A l’occasion de son rapprochement avec Siemens, Alstom a annoncé qu’il céderait à GE ses coentreprises. Des actifs valorisés 2,6 milliards d’euros. 

L'annonce a visiblement pris de court General Electric (GE). A l'occasion du rapprochement entre Alstom et Siemens, l'équipementier français a annoncé qu'un dividende extraordinaire serait payé aux actionnaires « par les produits des options de vente d'Alstom dans les co-entreprises avec General Electric ». « Il est encore trop tôt aujourd'hui pour nous permettre de nous prononcer sur le sujet, réagit GE. Nous allons examiner cette annonce dans le détail ainsi que les implications éventuelles relatives aux co-entreprises. »

Il y a trois ans, pour tempérer les critiques du gouvernement contre le rachat des activités Energie d'Alstom par l'américain, les deux groupes avaient créé à parts égales deux « alliances » dans les réseaux électriques et les énergies vertes (hydroélectricité, éolien en mer et énergies marines). Et pour protéger les turbines Alstom destinées aux centrales nucléaires d'EDF et Areva, une troisième « alliance » était créée (GEAST, à 20% Alstom et 80% GE), avec une action préférentielle pour l'Etat français et une protection de la propriété intellectuelle. 

3% d'intérêts par an

Selon les accords signés à l'époque, Alstom dispose d'une option pour céder ces actifs à GE dès septembre 2018, soit peu ou prou le moment où il espère finaliser son opération avec Siemens.
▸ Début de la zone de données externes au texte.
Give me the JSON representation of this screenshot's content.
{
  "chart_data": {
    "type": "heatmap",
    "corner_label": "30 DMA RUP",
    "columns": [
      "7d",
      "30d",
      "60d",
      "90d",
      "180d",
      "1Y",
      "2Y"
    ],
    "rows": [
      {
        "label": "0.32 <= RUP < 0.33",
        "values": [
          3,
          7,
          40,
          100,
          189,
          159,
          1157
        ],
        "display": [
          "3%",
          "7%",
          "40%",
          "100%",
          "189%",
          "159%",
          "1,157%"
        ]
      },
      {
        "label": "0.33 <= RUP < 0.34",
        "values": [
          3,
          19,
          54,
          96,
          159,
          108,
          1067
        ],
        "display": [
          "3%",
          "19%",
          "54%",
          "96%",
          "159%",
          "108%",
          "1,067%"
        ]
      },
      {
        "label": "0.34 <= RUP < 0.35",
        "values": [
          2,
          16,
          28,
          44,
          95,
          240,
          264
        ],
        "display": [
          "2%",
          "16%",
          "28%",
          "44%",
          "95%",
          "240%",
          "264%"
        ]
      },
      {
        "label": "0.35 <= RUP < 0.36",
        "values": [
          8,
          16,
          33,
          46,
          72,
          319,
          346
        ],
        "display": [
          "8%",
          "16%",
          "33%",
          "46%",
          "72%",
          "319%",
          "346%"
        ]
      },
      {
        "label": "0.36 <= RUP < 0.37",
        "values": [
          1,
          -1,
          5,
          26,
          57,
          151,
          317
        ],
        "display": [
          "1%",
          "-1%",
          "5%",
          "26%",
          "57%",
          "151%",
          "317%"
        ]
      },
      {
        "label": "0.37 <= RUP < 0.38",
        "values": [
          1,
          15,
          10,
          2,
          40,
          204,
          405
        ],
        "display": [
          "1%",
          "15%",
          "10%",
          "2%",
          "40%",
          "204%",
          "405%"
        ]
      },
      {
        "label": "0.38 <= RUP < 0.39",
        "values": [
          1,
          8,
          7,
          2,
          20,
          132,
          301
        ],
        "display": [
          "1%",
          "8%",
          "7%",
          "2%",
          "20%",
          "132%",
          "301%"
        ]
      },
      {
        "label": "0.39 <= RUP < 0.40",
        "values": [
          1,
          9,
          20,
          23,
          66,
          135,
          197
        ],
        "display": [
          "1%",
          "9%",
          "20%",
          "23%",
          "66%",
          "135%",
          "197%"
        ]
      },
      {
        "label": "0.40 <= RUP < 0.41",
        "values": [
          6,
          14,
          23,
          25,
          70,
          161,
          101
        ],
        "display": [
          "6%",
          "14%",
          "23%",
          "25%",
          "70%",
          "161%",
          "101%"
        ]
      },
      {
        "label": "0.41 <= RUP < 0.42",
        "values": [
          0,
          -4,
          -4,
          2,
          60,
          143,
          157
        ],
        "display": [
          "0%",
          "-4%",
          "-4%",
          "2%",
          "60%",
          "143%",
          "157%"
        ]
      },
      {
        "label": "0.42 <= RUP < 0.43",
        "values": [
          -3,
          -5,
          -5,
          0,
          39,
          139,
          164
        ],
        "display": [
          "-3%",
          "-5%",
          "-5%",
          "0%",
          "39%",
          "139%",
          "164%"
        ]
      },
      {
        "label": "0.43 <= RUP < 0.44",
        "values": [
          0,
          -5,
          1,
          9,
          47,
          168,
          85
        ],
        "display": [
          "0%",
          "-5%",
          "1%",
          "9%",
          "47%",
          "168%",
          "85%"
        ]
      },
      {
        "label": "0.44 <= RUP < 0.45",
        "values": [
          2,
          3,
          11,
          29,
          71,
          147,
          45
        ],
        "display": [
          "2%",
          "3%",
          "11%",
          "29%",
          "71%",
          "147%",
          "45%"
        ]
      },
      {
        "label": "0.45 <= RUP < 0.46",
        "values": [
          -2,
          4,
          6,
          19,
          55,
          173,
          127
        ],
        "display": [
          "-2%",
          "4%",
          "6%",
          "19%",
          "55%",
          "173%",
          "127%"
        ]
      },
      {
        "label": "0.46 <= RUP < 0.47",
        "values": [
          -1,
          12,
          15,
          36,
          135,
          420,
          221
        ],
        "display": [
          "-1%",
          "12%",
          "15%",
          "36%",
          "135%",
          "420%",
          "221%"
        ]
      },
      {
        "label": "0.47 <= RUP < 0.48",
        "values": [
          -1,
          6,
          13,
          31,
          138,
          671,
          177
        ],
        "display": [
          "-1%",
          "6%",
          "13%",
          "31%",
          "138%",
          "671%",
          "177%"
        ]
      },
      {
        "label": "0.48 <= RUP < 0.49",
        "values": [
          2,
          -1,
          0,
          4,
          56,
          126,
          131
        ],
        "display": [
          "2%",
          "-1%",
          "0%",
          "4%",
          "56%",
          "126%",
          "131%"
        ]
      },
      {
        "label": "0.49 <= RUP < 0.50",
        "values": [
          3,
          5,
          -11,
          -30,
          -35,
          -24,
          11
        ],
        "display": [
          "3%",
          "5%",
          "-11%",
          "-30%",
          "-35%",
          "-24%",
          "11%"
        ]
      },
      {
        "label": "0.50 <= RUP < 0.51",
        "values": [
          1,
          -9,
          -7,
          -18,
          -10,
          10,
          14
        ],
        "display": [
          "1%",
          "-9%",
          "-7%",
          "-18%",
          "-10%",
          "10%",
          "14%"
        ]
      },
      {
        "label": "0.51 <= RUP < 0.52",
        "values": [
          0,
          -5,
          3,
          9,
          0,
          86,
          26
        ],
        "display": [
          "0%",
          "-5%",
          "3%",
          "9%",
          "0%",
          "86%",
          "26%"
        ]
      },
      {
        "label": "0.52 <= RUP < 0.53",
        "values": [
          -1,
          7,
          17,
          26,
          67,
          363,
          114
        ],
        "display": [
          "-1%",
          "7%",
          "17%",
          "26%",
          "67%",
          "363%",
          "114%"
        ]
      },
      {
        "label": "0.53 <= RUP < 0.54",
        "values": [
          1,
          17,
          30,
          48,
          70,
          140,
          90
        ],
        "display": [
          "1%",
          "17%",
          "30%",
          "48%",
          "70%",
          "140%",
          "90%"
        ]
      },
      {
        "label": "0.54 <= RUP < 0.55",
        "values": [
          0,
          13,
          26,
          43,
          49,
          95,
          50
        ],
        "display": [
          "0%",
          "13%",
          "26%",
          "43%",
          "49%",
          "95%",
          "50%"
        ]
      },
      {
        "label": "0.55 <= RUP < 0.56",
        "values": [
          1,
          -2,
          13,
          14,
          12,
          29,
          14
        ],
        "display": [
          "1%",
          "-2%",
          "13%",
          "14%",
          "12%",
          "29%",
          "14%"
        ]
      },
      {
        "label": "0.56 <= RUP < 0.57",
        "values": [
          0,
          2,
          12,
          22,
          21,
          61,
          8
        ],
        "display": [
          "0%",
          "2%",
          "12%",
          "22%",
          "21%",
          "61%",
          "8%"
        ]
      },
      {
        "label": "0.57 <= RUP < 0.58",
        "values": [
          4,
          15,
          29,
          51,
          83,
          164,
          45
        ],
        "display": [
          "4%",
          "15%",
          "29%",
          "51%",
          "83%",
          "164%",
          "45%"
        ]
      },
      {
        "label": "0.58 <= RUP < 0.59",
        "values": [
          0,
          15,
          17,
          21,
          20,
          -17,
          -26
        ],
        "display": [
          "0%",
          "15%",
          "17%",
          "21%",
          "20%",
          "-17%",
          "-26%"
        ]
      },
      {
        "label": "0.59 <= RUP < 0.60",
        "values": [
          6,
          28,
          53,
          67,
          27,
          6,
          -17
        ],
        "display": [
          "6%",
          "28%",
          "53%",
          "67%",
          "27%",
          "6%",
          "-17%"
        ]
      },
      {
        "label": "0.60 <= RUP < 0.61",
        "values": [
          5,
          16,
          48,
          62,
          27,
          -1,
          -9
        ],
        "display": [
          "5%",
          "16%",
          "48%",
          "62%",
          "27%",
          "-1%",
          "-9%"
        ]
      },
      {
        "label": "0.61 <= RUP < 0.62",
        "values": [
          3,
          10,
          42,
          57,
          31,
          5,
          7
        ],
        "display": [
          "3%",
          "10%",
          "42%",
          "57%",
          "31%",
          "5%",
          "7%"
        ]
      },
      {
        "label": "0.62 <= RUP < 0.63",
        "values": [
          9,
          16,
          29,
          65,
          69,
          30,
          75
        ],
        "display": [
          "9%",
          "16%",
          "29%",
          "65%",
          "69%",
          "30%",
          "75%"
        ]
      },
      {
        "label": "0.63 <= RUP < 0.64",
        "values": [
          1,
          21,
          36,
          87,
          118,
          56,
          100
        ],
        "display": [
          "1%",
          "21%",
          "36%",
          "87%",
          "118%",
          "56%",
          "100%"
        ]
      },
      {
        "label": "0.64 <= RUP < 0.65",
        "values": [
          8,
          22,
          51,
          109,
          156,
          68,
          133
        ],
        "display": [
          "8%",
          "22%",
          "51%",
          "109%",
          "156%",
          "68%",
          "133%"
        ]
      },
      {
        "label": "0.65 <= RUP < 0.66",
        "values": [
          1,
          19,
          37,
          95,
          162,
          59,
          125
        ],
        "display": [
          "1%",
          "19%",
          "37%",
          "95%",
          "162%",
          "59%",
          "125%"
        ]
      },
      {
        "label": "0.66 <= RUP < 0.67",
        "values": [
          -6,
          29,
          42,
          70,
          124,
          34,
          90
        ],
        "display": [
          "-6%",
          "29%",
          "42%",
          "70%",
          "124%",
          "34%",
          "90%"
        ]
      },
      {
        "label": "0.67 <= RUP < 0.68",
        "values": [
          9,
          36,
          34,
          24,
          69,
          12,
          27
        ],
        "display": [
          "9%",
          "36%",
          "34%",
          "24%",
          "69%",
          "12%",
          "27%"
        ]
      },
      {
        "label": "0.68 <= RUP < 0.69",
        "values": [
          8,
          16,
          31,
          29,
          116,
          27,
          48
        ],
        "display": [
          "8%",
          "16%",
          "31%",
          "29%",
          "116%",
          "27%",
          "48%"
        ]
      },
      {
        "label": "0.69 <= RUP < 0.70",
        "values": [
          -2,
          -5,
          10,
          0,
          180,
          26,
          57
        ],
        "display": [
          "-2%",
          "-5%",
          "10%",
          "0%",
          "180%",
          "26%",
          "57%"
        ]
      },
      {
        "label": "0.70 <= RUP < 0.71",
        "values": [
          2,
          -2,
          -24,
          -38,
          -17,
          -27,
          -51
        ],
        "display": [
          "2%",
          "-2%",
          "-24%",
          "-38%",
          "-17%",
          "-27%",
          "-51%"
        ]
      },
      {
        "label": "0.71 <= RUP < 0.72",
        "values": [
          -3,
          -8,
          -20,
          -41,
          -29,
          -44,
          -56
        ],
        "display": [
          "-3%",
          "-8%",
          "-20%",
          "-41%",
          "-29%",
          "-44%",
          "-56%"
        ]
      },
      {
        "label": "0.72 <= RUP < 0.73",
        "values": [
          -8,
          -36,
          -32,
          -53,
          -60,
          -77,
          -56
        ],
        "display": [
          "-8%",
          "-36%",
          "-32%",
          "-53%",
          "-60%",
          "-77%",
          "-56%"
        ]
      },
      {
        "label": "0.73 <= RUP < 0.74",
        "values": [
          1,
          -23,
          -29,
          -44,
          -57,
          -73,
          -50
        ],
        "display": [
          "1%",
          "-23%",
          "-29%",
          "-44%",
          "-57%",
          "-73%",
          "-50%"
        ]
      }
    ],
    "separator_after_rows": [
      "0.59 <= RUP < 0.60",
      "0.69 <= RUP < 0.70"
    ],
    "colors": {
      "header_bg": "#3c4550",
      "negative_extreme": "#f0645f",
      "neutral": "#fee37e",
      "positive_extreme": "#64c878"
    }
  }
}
Le prix est déjà fixé : Alstom récupèrera a minima le prix dépensé pour les alliances dans les réseaux et les renouvelables (respectivement 1,9 milliard d'euros et 600 millions), auquel s'ajouteront 3% d'intérêts par an. 

Si Alstom vend bien ses parts, le droit de veto sur la localisation française du siège des deux entités disparaîtra, mais la liberté de GE ne sera toutefois pas immédiate : le groupe s'est engagé à les conserver dix ans en France. 

 

Côté co-entreprise nucléaire, l'enjeu de la sortie d'Alstom est davantage politique que financier (le prix de cession sera celui du prix d'achat -100 millions- augmenté de 2% par an). 

« On est très tranquille », assure-t-on du côté de l'Etat français. « L'octroi de la propriété intellectuelle de la turbine Arabelle est contrôlé par l'Etat et le dispositif est transféré directement en cas de changement. » Il ne restera toutefois que le représentant de l'Etat au sein du conseil d'administration de GEAST. Et encore faudrait-il le désigner : le premier titulaire de ce mandat, Benjamin Gallezot, est parti début 2017 pour DCNS et n'a pas été remplacé. 

Restructuration lourde

Si GE souhaitait en 2014 prendre la totalité des activités Energie d'Alstom, le rachat des parts d'Alstom représente aujourd'hui un investissement important dans un contexte plus difficile pour l'industriel américain. Selon le document de référence d'Alstom, les trois « alliances » ont enregistré une perte nette de 2,8 milliards d'euros l'an dernier (dont 1,8 milliard dans les énergies vertes) pour un chiffre d'affaires global de 6,3 milliards d'euros. Une perte notamment liée à des effets comptables, mais pas seulement.